Founded in 1880 in the Tennessee River Valley community of Cleveland, Tennessee by C. L Hardwick and a group of local businessmen, Cleveland Mills had modest beginnings. Early success was found weaving what was known as "jean cloth", a 76% wool 24% cotton blend that was crafted into a popular pant known as "Dollar Pants".

C L Hardwick

The Early Years

The early years saw the expected adversity associated with start up manufacturers and, in addition, several fires. After each fire the mill was rebuilt and equipped with modern machinery, helping to keep the young manufacturer competitive. Eventually Cleveland Mills evolved into a manufacturing plant in addition to being a mill. During this time the name was changed to Hardwick Woolen Mills to reflect the ownership.

Woolen Mill

Hardwick Clothes Prospers

By the 1920's Hardwick Woolen Mills was a vertical operation, weaving the wool yarn in one part of the factory and tailoring finished garments in another. At it's peak, Hardwick Woolen Mills was the largest facility of it's kind. Garments produced were suits, overcoats, knickers, and boy's wear.
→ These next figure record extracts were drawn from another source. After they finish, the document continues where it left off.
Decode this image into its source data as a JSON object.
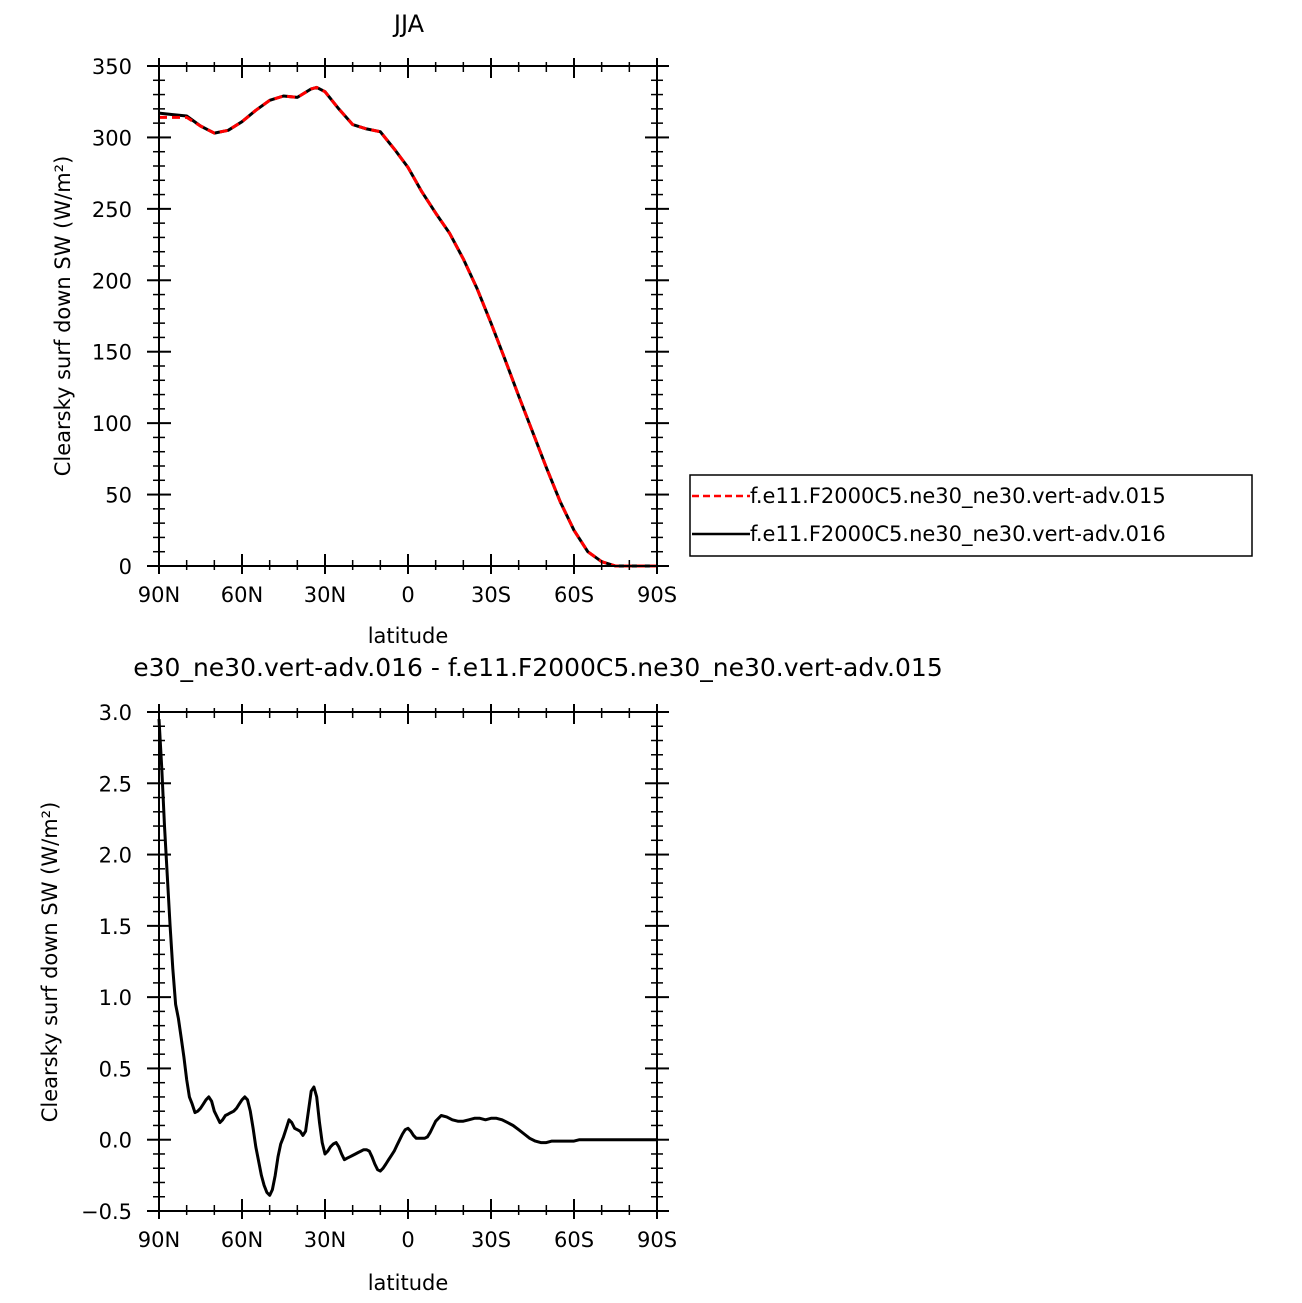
{
  "chart_data": [
    {
      "type": "line",
      "title": "JJA",
      "xlabel": "latitude",
      "ylabel": "Clearsky surf down SW (W/m²)",
      "xlim": [
        90,
        -90
      ],
      "ylim": [
        0,
        350
      ],
      "x_ticks": [
        90,
        60,
        30,
        0,
        -30,
        -60,
        -90
      ],
      "x_tick_labels": [
        "90N",
        "60N",
        "30N",
        "0",
        "30S",
        "60S",
        "90S"
      ],
      "y_ticks": [
        0,
        50,
        100,
        150,
        200,
        250,
        300,
        350
      ],
      "y_tick_labels": [
        "0",
        "50",
        "100",
        "150",
        "200",
        "250",
        "300",
        "350"
      ],
      "grid": false,
      "legend_position": "right",
      "series": [
        {
          "name": "f.e11.F2000C5.ne30_ne30.vert-adv.015",
          "color": "#ff0000",
          "dash": "dashed",
          "x": [
            90,
            85,
            80,
            75,
            70,
            65,
            60,
            55,
            50,
            45,
            40,
            35,
            33,
            30,
            25,
            20,
            15,
            10,
            5,
            0,
            -5,
            -10,
            -15,
            -20,
            -25,
            -30,
            -35,
            -40,
            -45,
            -50,
            -55,
            -60,
            -65,
            -70,
            -75,
            -80,
            -85,
            -90
          ],
          "y": [
            314,
            314,
            314,
            308,
            303,
            305,
            311,
            319,
            326,
            329,
            328,
            334,
            335,
            332,
            320,
            309,
            306,
            304,
            292,
            279,
            262,
            247,
            233,
            215,
            194,
            170,
            145,
            119,
            94,
            69,
            45,
            25,
            10,
            3,
            0,
            0,
            0,
            0
          ]
        },
        {
          "name": "f.e11.F2000C5.ne30_ne30.vert-adv.016",
          "color": "#000000",
          "dash": "solid",
          "x": [
            90,
            85,
            80,
            75,
            70,
            65,
            60,
            55,
            50,
            45,
            40,
            35,
            33,
            30,
            25,
            20,
            15,
            10,
            5,
            0,
            -5,
            -10,
            -15,
            -20,
            -25,
            -30,
            -35,
            -40,
            -45,
            -50,
            -55,
            -60,
            -65,
            -70,
            -75,
            -80,
            -85,
            -90
          ],
          "y": [
            317,
            316,
            315,
            308,
            303,
            305,
            311,
            319,
            326,
            329,
            328,
            334,
            335,
            332,
            320,
            309,
            306,
            304,
            292,
            279,
            262,
            247,
            233,
            215,
            194,
            170,
            145,
            119,
            94,
            69,
            45,
            25,
            10,
            3,
            0,
            0,
            0,
            0
          ]
        }
      ]
    },
    {
      "type": "line",
      "title": "e30_ne30.vert-adv.016 - f.e11.F2000C5.ne30_ne30.vert-adv.015",
      "xlabel": "latitude",
      "ylabel": "Clearsky surf down SW (W/m²)",
      "xlim": [
        90,
        -90
      ],
      "ylim": [
        -0.5,
        3.0
      ],
      "x_ticks": [
        90,
        60,
        30,
        0,
        -30,
        -60,
        -90
      ],
      "x_tick_labels": [
        "90N",
        "60N",
        "30N",
        "0",
        "30S",
        "60S",
        "90S"
      ],
      "y_ticks": [
        -0.5,
        0.0,
        0.5,
        1.0,
        1.5,
        2.0,
        2.5,
        3.0
      ],
      "y_tick_labels": [
        "−0.5",
        "0.0",
        "0.5",
        "1.0",
        "1.5",
        "2.0",
        "2.5",
        "3.0"
      ],
      "grid": false,
      "series": [
        {
          "color": "#000000",
          "dash": "solid",
          "x": [
            90,
            89,
            88,
            87,
            86,
            85,
            84,
            83,
            82,
            81,
            80,
            79,
            78,
            77,
            76,
            75,
            74,
            73,
            72,
            71,
            70,
            69,
            68,
            67,
            66,
            65,
            64,
            63,
            62,
            61,
            60,
            59,
            58,
            57,
            56,
            55,
            54,
            53,
            52,
            51,
            50,
            49,
            48,
            47,
            46,
            45,
            44,
            43,
            42,
            41,
            40,
            39,
            38,
            37,
            36,
            35,
            34,
            33,
            32,
            31,
            30,
            29,
            28,
            27,
            26,
            25,
            24,
            23,
            22,
            21,
            20,
            19,
            18,
            17,
            16,
            15,
            14,
            13,
            12,
            11,
            10,
            9,
            8,
            7,
            6,
            5,
            4,
            3,
            2,
            1,
            0,
            -1,
            -2,
            -3,
            -4,
            -5,
            -6,
            -7,
            -8,
            -9,
            -10,
            -12,
            -14,
            -16,
            -18,
            -20,
            -22,
            -24,
            -26,
            -28,
            -30,
            -32,
            -34,
            -36,
            -38,
            -40,
            -42,
            -44,
            -46,
            -48,
            -50,
            -52,
            -54,
            -56,
            -58,
            -60,
            -62,
            -64,
            -66,
            -70,
            -75,
            -80,
            -85,
            -90
          ],
          "y": [
            2.95,
            2.6,
            2.2,
            1.85,
            1.5,
            1.2,
            0.95,
            0.85,
            0.72,
            0.58,
            0.42,
            0.3,
            0.25,
            0.19,
            0.2,
            0.22,
            0.25,
            0.28,
            0.3,
            0.27,
            0.2,
            0.16,
            0.12,
            0.14,
            0.17,
            0.18,
            0.19,
            0.2,
            0.22,
            0.25,
            0.28,
            0.3,
            0.28,
            0.2,
            0.08,
            -0.05,
            -0.15,
            -0.25,
            -0.32,
            -0.37,
            -0.39,
            -0.35,
            -0.25,
            -0.12,
            -0.03,
            0.02,
            0.08,
            0.14,
            0.12,
            0.08,
            0.07,
            0.06,
            0.03,
            0.06,
            0.2,
            0.34,
            0.37,
            0.3,
            0.12,
            -0.02,
            -0.1,
            -0.08,
            -0.05,
            -0.03,
            -0.02,
            -0.05,
            -0.1,
            -0.14,
            -0.13,
            -0.12,
            -0.11,
            -0.1,
            -0.09,
            -0.08,
            -0.07,
            -0.07,
            -0.08,
            -0.12,
            -0.17,
            -0.21,
            -0.22,
            -0.2,
            -0.17,
            -0.14,
            -0.11,
            -0.08,
            -0.04,
            0.0,
            0.04,
            0.07,
            0.08,
            0.06,
            0.03,
            0.01,
            0.01,
            0.01,
            0.01,
            0.02,
            0.05,
            0.09,
            0.13,
            0.17,
            0.16,
            0.14,
            0.13,
            0.13,
            0.14,
            0.15,
            0.15,
            0.14,
            0.15,
            0.15,
            0.14,
            0.12,
            0.1,
            0.07,
            0.04,
            0.01,
            -0.01,
            -0.02,
            -0.02,
            -0.01,
            -0.01,
            -0.01,
            -0.01,
            -0.01,
            0.0,
            0.0,
            0.0,
            0.0,
            0.0,
            0.0,
            0.0,
            0.0
          ]
        }
      ]
    }
  ]
}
The company motto was, " From the sheep's back to the clothing rack".

Cleveland Daily Banner

Woolen Mill

The Depression Years

Like the country as a whole, the 1930's were the most challenging years Hardwick ever experienced. The times demanded, "thinking outside of the box" and Hardwick Mills and the community of Cleveland responded. In the early years of the Depression much of the sewing was done in the homes of workers as Hardwick converted to more of a "cottage" business. Throughout Bradley County, Hardwick trucks were seen delivering fabric to homes and transporting finished products back to the factory. Despite the odds Hardwick Mills continued to grow during these bad times for our nation. After the passage of New Deal laws regulating working hours, production moved back into the factory.

The Mill Truck

Sewing Department

The War and Post War Years

WWII saw Hardwick Mills become a supplier to the war effort by manufacturing uniforms for the military. The post war years brought more change as the demand for wool lessened with the introduction of synthetics to the consumer market. In the early 50's Hardwick Mills sold it's woolen operations and focused solely on the men's tailored clothing market. To reflect these changes Hardwick Mills became Hardwick Clothes, Inc.. Long a "private label" maker to retailers, Hardwick Clothes became more known to the consumer through advertising. Also, Hardwick became a leader in the marketing of blazers, boasting one of the largest in-stock blazer programs in the industry.

The Past Fifty Years

As the 60's moved into the 70's Hardwick Clothes made an investment into the future by leaving the old factory on Church Street and moving to a modern 175,000 sq. foot manufacturing plant on the outskirts of Cleveland. The move enabled the clothing firm to modernize equipment and warehouse facilities and to stay competitive against an increasing supply of cheap offshore clothing. By the 21st Century Hardwick had expanded it's base of specialty store retailers with catalog and department store accounts, and taking advantage of domestic production increased contract manufacturing with entities as diverse as the U. S. Military and Major League Baseball umpires. By the time of the 125th anniversary of Hardwick Clothes the 5th generation ownership had unveiled a new motto:

"We've survived 2 world wars, a stock market crash & disco, Believe us, we're not going anywhere".